Objective: Generate predictions from the log-log model and apply the Duan smearing correction.

Instructions:

  1. Estimate the log-log model: np.log(imds) ~ ln_NTLpc2017
  2. Generate naive predictions: \(\exp(\widehat{\ln(imds)})\)
  3. Apply the Duan smearing correction: multiply predictions by \(\bar{\exp(\hat{e})}\) (the mean of exponentiated residuals)
  4. Compare naive vs. corrected predictions
  5. Discuss: How much does the retransformation correction matter?
# Your code here: Retransformation bias correction
#
# Example structure:
# m_loglog = pf.feols('np.log(imds) ~ ln_NTLpc2017', data=bol_reg, vcov='HC1')
#
# # Naive prediction
# naive_pred = np.exp(m_loglog.predict())
#
# # Duan smearing correction
# smearing_factor = np.exp(m_loglog._u_hat).mean()
# corrected_pred = naive_pred * smearing_factor
#
# print(f"Smearing factor: {smearing_factor:.4f}")
# print(f"Mean actual IMDS: {bol_reg['imds'].mean():.2f}")
# print(f"Mean naive prediction: {naive_pred.mean():.2f}")
# print(f"Mean corrected prediction: {corrected_pred.mean():.2f}")

Task 6: Functional Form Brief (Independent)

Objective: Write a 200-300 word brief summarizing your functional form analysis.

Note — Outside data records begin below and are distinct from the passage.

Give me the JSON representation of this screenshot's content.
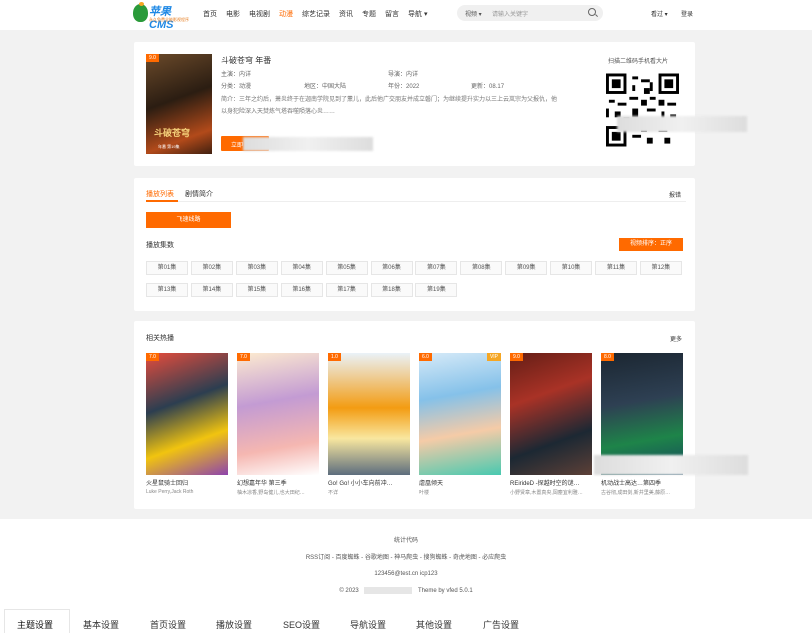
{
  "header": {
    "logo_text": "苹果CMS",
    "logo_sub": "永久免费全能影视程序",
    "nav": [
      "首页",
      "电影",
      "电视剧",
      "动漫",
      "综艺记录",
      "资讯",
      "专题",
      "留言",
      "导航 ▾"
    ],
    "active_nav": "动漫",
    "search_type": "视频 ▾",
    "search_placeholder": "请输入关键字",
    "history": "看过 ▾",
    "login": "登录"
  },
  "detail": {
    "score": "9.0",
    "poster_title": "斗破苍穹",
    "poster_foot": "年番 第19集",
    "title": "斗破苍穹 年番",
    "starring_label": "主演：",
    "starring": "内详",
    "director_label": "导演：",
    "director": "内详",
    "genre_label": "分类：",
    "genre": "动漫",
    "area_label": "地区：",
    "area": "中国大陆",
    "year_label": "年份：",
    "year": "2022",
    "update_label": "更新：",
    "update": "08.17",
    "intro": "简介：三年之约后，萧炎终于在迦南学院见到了薰儿，此后他广交朋友并成立磐门；为继续提升实力以三上云岚宗为父报仇，他以身犯险深入天焚炼气塔吞噬陨落心炎……",
    "play_label": "立即",
    "qr_caption": "扫描二维码手机看大片"
  },
  "playlist": {
    "tabs": [
      "播放列表",
      "剧情简介"
    ],
    "report": "报错",
    "source": "飞速线路",
    "episodes_label": "播放集数",
    "sort_label": "视频排序：正序",
    "episodes": [
      "第01集",
      "第02集",
      "第03集",
      "第04集",
      "第05集",
      "第06集",
      "第07集",
      "第08集",
      "第09集",
      "第10集",
      "第11集",
      "第12集",
      "第13集",
      "第14集",
      "第15集",
      "第16集",
      "第17集",
      "第18集",
      "第19集"
    ]
  },
  "related": {
    "title": "相关热播",
    "more": "更多",
    "cards": [
      {
        "score": "7.0",
        "name": "火星鼠骑士回归",
        "actors": "Luke Perry,Jack Roth",
        "vip": ""
      },
      {
        "score": "7.0",
        "name": "幻想嘉年华 第三季",
        "actors": "柚木凉香,野岛健儿,也大田纪…",
        "vip": ""
      },
      {
        "score": "1.0",
        "name": "Go! Go! 小小车向前冲…",
        "actors": "不详",
        "vip": ""
      },
      {
        "score": "6.0",
        "name": "虐凰倾天",
        "actors": "叶楼",
        "vip": "VIP"
      },
      {
        "score": "9.0",
        "name": "REirideD -探越时空的谜…",
        "actors": "小野贤章,木置真央,岡塵宜利雅…",
        "vip": ""
      },
      {
        "score": "8.0",
        "name": "机动战士高达…第四季",
        "actors": "古谷彻,成田剑,新井里美,藤原…",
        "vip": ""
      }
    ]
  },
  "footer": {
    "stats": "统计代码",
    "links": "RSS订阅 - 百度蜘蛛 - 谷歌地图 - 神马爬虫 - 搜狗蜘蛛 - 奇虎地图 - 必应爬虫",
    "contact": "123456@test.cn   icp123",
    "copyright_prefix": "© 2023",
    "theme": "Theme by vfed 5.0.1"
  },
  "bottom_tabs": [
    "主题设置",
    "基本设置",
    "首页设置",
    "播放设置",
    "SEO设置",
    "导航设置",
    "其他设置",
    "广告设置"
  ],
  "colors": {
    "accent": "#ff6a00",
    "bg": "#f2f2f2"
  }
}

Your brief should address:

  1. Which specification best captures the satellite-development relationship?
  2. Is there evidence of nonlinearity (diminishing returns)?
  3. What are the elasticity estimates from the log-log model?
  4. Does the interaction with electricity coverage reveal important heterogeneity?
  5. How important is the retransformation correction for practical predictions?
  6. Policy implications: What do the functional form results imply for using satellite data to monitor SDG progress?
# Your code here: Additional analysis for the brief
#
# You might want to:
# 1. Create a summary comparison table of all specifications
# 2. Plot fitted values from different models on the same graph
# 3. Calculate and compare elasticities across specifications
# 4. Summarize key statistics to cite in your brief

What You’ve Learned from This Case Study

Through this exploration of functional forms for the satellite-development relationship, you’ve applied Chapter 15’s transformation toolkit to real geospatial data:

  • Functional form comparison: Estimated level-level, level-log, log-level, and log-log specifications
  • Nonlinearity detection: Used quadratic terms to test for diminishing returns to luminosity
  • Standardized coefficients: Compared the relative importance of NTL and electricity coverage
  • Interaction effects: Examined how electricity coverage moderates the NTL-development relationship
  • Retransformation: Applied the Duan smearing correction to generate unbiased predictions from log models
  • Critical thinking: Assessed which functional form best represents satellite-development patterns

Connection: In Chapter 16, we apply diagnostic tools to check whether our satellite prediction models satisfy regression assumptions.